Benetton esce da Telco Corsa a sei per l’Argentina

Sintonia esce da Telco portandosi via il suo pacchetto di azioni Telecom, pari al 2,06%, per un corrispettivo di 605 milioni di euro. A sua volta la holding che resta con il controllo del 22,5% del gruppo telefonico, riacquista azioni proprie (circa l’8,39%) per un valore intorno a 295 milioni. Il saldo di questa operazione, costruita in alternativa alla scissione che avrebbe avuto tempi tecnici ben più lunghi, è dunque di circa 310 milioni, in pratica Sintonia paga la sua quota parte di debito. In particolare Telco cederà a Sintonia 275,1 milioni di azioni Telecom Italia al prezzo di 2,2 euro per azione.
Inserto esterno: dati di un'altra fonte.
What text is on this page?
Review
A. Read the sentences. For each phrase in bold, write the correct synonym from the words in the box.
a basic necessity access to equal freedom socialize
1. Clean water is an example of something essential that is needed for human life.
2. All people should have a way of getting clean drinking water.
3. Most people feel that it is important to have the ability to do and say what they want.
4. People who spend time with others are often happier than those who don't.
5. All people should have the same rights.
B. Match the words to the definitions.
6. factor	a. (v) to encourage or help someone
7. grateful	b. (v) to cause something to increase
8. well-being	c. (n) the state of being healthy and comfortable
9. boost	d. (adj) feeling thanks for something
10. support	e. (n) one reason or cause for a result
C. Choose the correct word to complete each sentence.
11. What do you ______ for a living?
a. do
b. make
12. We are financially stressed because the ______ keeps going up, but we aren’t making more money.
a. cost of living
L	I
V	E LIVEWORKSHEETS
Contestualmente acquisterà e annullerà 162,8 milioni di azioni di classe A (l’intera partecipazione dei Benetton) riducendo il suo capitale sociale per 301 milioni di euro.
Intanto alle cinque offerte presentate all’advisor Crédit Suisse Firts Boston per la quota che Telecom detiene in Telecom Argentina, che dovrebbe vendere per le pressioni dell’Antitrust sudamericana, si è aggiunta anche quella formata dal magnate argentino di origine armena, Eduardo Eurnekian, e dal presidente di Aeropuertos Argentina 2000 Ernesto Gutierrez. Eurnekian è noto in Italia soprattutto per essere stato l’ultimo socio di maggioranza della compagnia Volare prima del suo fallimento. La cordata Eurnekian-Gutierrez ha buoni rapporti sia con il governo argentino che con la famiglia Werthein, che controlla insieme a Telecom la compagnia di tlc. Tra gli interessati anche il magnate messicano Carlos Slim. Ma uno degli offerenti ha dichiarato che se si presenterà, verrà denunciato perché già possiede altre società di tlc, come Telmex Argentina e Claro.
Intanto, sul fronte regolamentare i canoni che Telecom richiede per la vendita all’ingrosso di connessioni in banda larga ai propri concorrenti e clienti sarà ridotto di 0,50 euro al mese (da 8,50 a 8 euro) in modo retroattivo dal primo gennaio 2009 ma solo per l’offerta denominata Bitstream.